Wish list: expanded defaulting, dependent types, reflection
Ashley Yakeley
ashley@semantic.org
Sat, 29 Sep 2001 17:44:41 -0700
At 2001-09-29 17:07, Mike Gunter wrote:
>class Add a b c | a b -> c where add :: a -> b -> c
>instance Add Integer Integer Integer where add = (+)
>pt1 = (3::Integer) `add` (4::Integer) -- Works fine,
>--ft2 = (5::Integer) `add` 6 -- Fails
OK, you're running across a fundamental design shortcoming in GHC's
instance overlap calculation. What you want to do is this:
class Add a b c | a b -> c where add :: a -> b -> c
instance (Integral a,Integral b) => Add a b Integer where
add a b = (toInteger a) + (toInteger b)
pt1 = (3::Integer) `add` (4::Integer)
ft2 = (5::Integer) `add` 6
So far so good. The trouble comes when you want to add your own type:
instance (Integral b) => Add MyInt b MyInt where
add (MkMyInt a) b = MkMyInt (a + (toInteger b))

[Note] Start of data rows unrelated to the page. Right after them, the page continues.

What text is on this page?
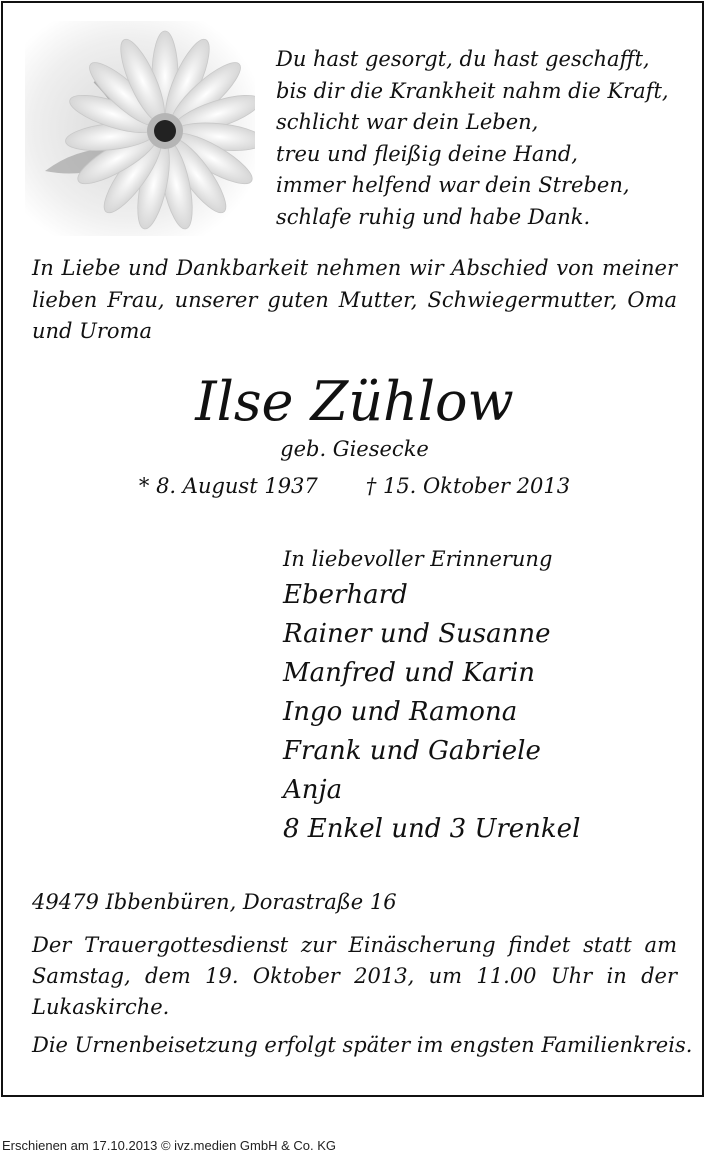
Du hast gesorgt, du hast geschafft,
bis dir die Krankheit nahm die Kraft,
schlicht war dein Leben,
treu und fleißig deine Hand,
immer helfend war dein Streben,
schlafe ruhig und habe Dank.
In Liebe und Dankbarkeit nehmen wir Abschied von meiner lieben Frau, unserer guten Mutter, Schwiegermutter, Oma und Uroma
Ilse Zühlow
geb. Giesecke
* 8. August 1937 † 15. Oktober 2013
In liebevoller Erinnerung
Eberhard
Rainer und Susanne
Manfred und Karin
Ingo und Ramona
Frank und Gabriele
Anja
8 Enkel und 3 Urenkel
49479 Ibbenbüren, Dorastraße 16
Der Trauergottesdienst zur Einäscherung findet statt am Samstag, dem 19. Oktober 2013, um 11.00 Uhr in der Lukaskirche.
Die Urnenbeisetzung erfolgt später im engsten Familienkreis.
Erschienen am 17.10.2013 © ivz.medien GmbH & Co. KG
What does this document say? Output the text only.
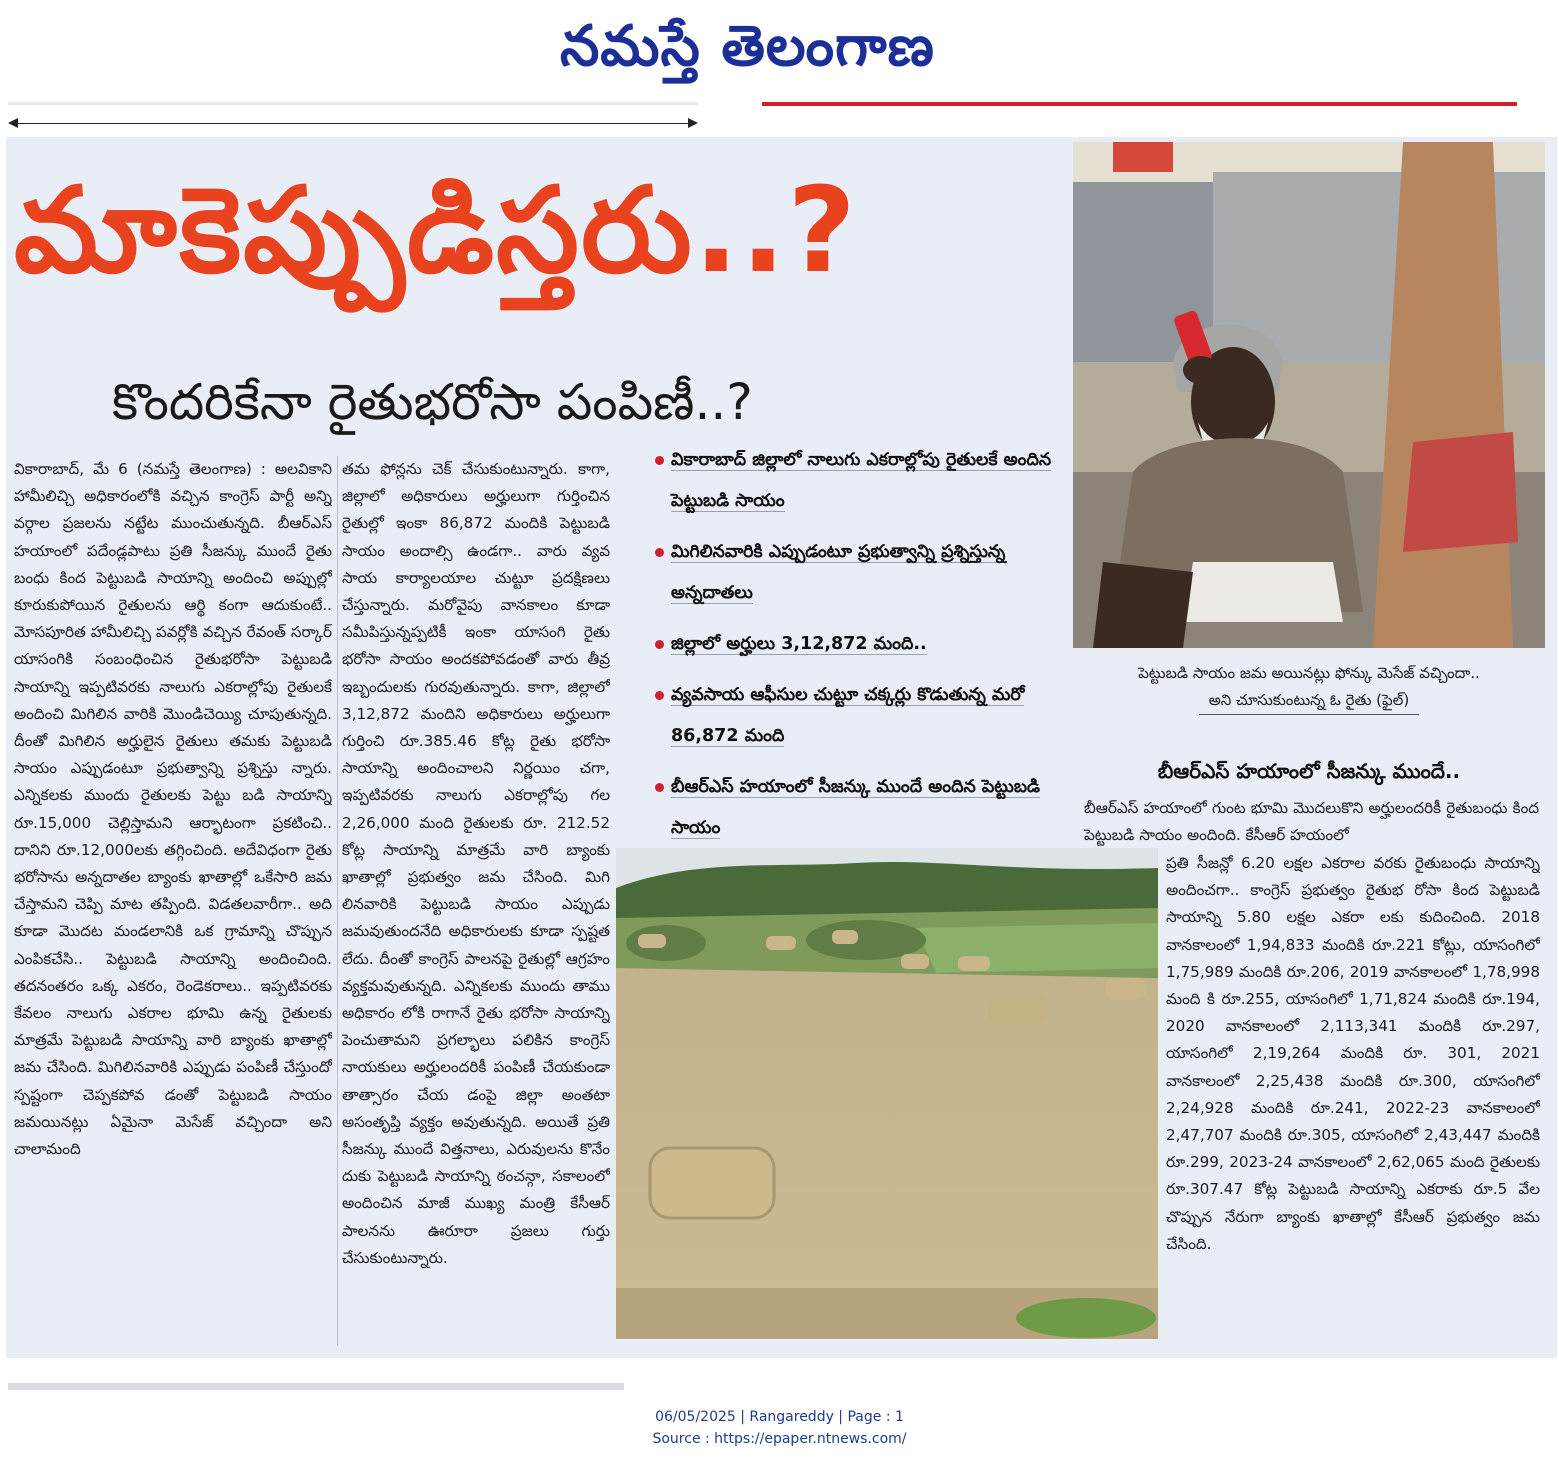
నమస్తే తెలంగాణ
మాకెప్పుడిస్తరు..?
కొందరికేనా రైతుభరోసా పంపిణీ..?
వికారాబాద్, మే 6 (నమస్తే తెలంగాణ) : అలవికాని హామీలిచ్చి అధికారంలోకి వచ్చిన కాంగ్రెస్ పార్టీ అన్ని వర్గాల ప్రజలను నట్టేట ముంచుతున్నది. బీఆర్ఎస్ హయాంలో పదేండ్లపాటు ప్రతి సీజన్కు ముందే రైతు బంధు కింద పెట్టుబడి సాయాన్ని అందించి అప్పుల్లో కూరుకుపోయిన రైతులను ఆర్థి కంగా ఆదుకుంటే.. మోసపూరిత హామీలిచ్చి పవర్లోకి వచ్చిన రేవంత్ సర్కార్ యాసంగికి సంబంధించిన రైతుభరోసా పెట్టుబడి సాయాన్ని ఇప్పటివరకు నాలుగు ఎకరాల్లోపు రైతులకే అందించి మిగిలిన వారికి మొండిచెయ్యి చూపుతున్నది. దీంతో మిగిలిన అర్హులైన రైతులు తమకు పెట్టుబడి సాయం ఎప్పుడంటూ ప్రభుత్వాన్ని ప్రశ్నిస్తు న్నారు. ఎన్నికలకు ముందు రైతులకు పెట్టు బడి సాయాన్ని రూ.15,000 చెల్లిస్తామని ఆర్భాటంగా ప్రకటించి.. దానిని రూ.12,000లకు తగ్గించింది. అదేవిధంగా రైతు భరోసాను అన్నదాతల బ్యాంకు ఖాతాల్లో ఒకేసారి జమ చేస్తామని చెప్పి మాట తప్పింది. విడతలవారీగా.. అది కూడా మొదట మండలానికి ఒక గ్రామాన్ని చొప్పున ఎంపికచేసి.. పెట్టుబడి సాయాన్ని అందించింది. తదనంతరం ఒక్క ఎకరం, రెండెకరాలు.. ఇప్పటివరకు కేవలం నాలుగు ఎకరాల భూమి ఉన్న రైతులకు మాత్రమే పెట్టుబడి సాయాన్ని వారి బ్యాంకు ఖాతాల్లో జమ చేసింది. మిగిలినవారికి ఎప్పుడు పంపిణీ చేస్తుందో స్పష్టంగా చెప్పకపోవ డంతో పెట్టుబడి సాయం జమయినట్లు ఏమైనా మెసేజ్ వచ్చిందా అని చాలామంది
తమ ఫోన్లను చెక్ చేసుకుంటున్నారు. కాగా, జిల్లాలో అధికారులు అర్హులుగా గుర్తించిన రైతుల్లో ఇంకా 86,872 మందికి పెట్టుబడి సాయం అందాల్సి ఉండగా.. వారు వ్యవ సాయ కార్యాలయాల చుట్టూ ప్రదక్షిణలు చేస్తున్నారు. మరోవైపు వానకాలం కూడా సమీపిస్తున్నప్పటికీ ఇంకా యాసంగి రైతు భరోసా సాయం అందకపోవడంతో వారు తీవ్ర ఇబ్బందులకు గురవుతున్నారు. కాగా, జిల్లాలో 3,12,872 మందిని అధికారులు అర్హులుగా గుర్తించి రూ.385.46 కోట్ల రైతు భరోసా సాయాన్ని అందించాలని నిర్ణయిం చగా, ఇప్పటివరకు నాలుగు ఎకరాల్లోపు గల 2,26,000 మంది రైతులకు రూ. 212.52 కోట్ల సాయాన్ని మాత్రమే వారి బ్యాంకు ఖాతాల్లో ప్రభుత్వం జమ చేసింది. మిగి లినవారికి పెట్టుబడి సాయం ఎప్పుడు జమవుతుందనేది అధికారులకు కూడా స్పష్టత లేదు. దీంతో కాంగ్రెస్ పాలనపై రైతుల్లో ఆగ్రహం వ్యక్తమవుతున్నది. ఎన్నికలకు ముందు తాము అధికారం లోకి రాగానే రైతు భరోసా సాయాన్ని పెంచుతామని ప్రగల్భాలు పలికిన కాంగ్రెస్ నాయకులు అర్హులందరికీ పంపిణీ చేయకుండా తాత్సారం చేయ డంపై జిల్లా అంతటా అసంతృప్తి వ్యక్తం అవుతున్నది. అయితే ప్రతి సీజన్కు ముందే విత్తనాలు, ఎరువులను కొనేం దుకు పెట్టుబడి సాయాన్ని ఠంచన్గా, సకాలంలో అందించిన మాజీ ముఖ్య మంత్రి కేసీఆర్ పాలనను ఊరూరా ప్రజలు గుర్తు చేసుకుంటున్నారు.
వికారాబాద్ జిల్లాలో నాలుగు ఎకరాల్లోపు రైతులకే అందిన పెట్టుబడి సాయం
మిగిలినవారికి ఎప్పుడంటూ ప్రభుత్వాన్ని ప్రశ్నిస్తున్న అన్నదాతలు
జిల్లాలో అర్హులు 3,12,872 మంది..
వ్యవసాయ ఆఫీసుల చుట్టూ చక్కర్లు కొడుతున్న మరో 86,872 మంది
బీఆర్ఎస్ హయాంలో సీజన్కు ముందే అందిన పెట్టుబడి సాయం
పెట్టుబడి సాయం జమ అయినట్లు ఫోన్కు మెసేజ్ వచ్చిందా..
అని చూసుకుంటున్న ఓ రైతు (ఫైల్)
బీఆర్ఎస్ హయాంలో సీజన్కు ముందే..
బీఆర్ఎస్ హయాంలో గుంట భూమి మొదలుకొని అర్హులందరికీ రైతుబంధు కింద పెట్టుబడి సాయం అందింది. కేసీఆర్ హయంలో
ప్రతి సీజన్లో 6.20 లక్షల ఎకరాల వరకు రైతుబంధు సాయాన్ని అందించగా.. కాంగ్రెస్ ప్రభుత్వం రైతుభ రోసా కింద పెట్టుబడి సాయాన్ని 5.80 లక్షల ఎకరా లకు కుదించింది. 2018 వానకాలంలో 1,94,833 మందికి రూ.221 కోట్లు, యాసంగిలో 1,75,989 మందికి రూ.206, 2019 వానకాలంలో 1,78,998 మంది కి రూ.255, యాసంగిలో 1,71,824 మందికి రూ.194, 2020 వానకాలంలో 2,113,341 మందికి రూ.297, యాసంగిలో 2,19,264 మందికి రూ. 301, 2021 వానకాలంలో 2,25,438 మందికి రూ.300, యాసంగిలో 2,24,928 మందికి రూ.241, 2022-23 వానకాలంలో 2,47,707 మందికి రూ.305, యాసంగిలో 2,43,447 మందికి రూ.299, 2023-24 వానకాలంలో 2,62,065 మంది రైతులకు రూ.307.47 కోట్ల పెట్టుబడి సాయాన్ని ఎకరాకు రూ.5 వేల చొప్పున నేరుగా బ్యాంకు ఖాతాల్లో కేసీఆర్ ప్రభుత్వం జమ చేసింది.
06/05/2025 | Rangareddy | Page : 1
Source : https://epaper.ntnews.com/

Provided you don't declare 'instance Integral MyInt', the two instances
will not de facto overlap. But GHC will complain that they do, because
GHC's understanding of overlapping instances is excessively conservative.
This is currently top of my list of GHC problems.
GHC annoyingly ignores the class contexts and simply sees this:
Add a b _
Add MyInt b _
...from which it deduces that the instances overlap.
So can't you just switch on -fallow-overlapping-instances and not worry
about it? Ordinarily, yes, but for some reason that doesn't work when you
have a dependent parameter in your class. It's like it's a different
piece of code doing the checking, or something. I've entered a bug for
this, see
<http://sourceforge.net/tracker/?func=detail&aid=441389&group_id=8032&atid=
108032>. I don't know if this has been fixed in 5.02.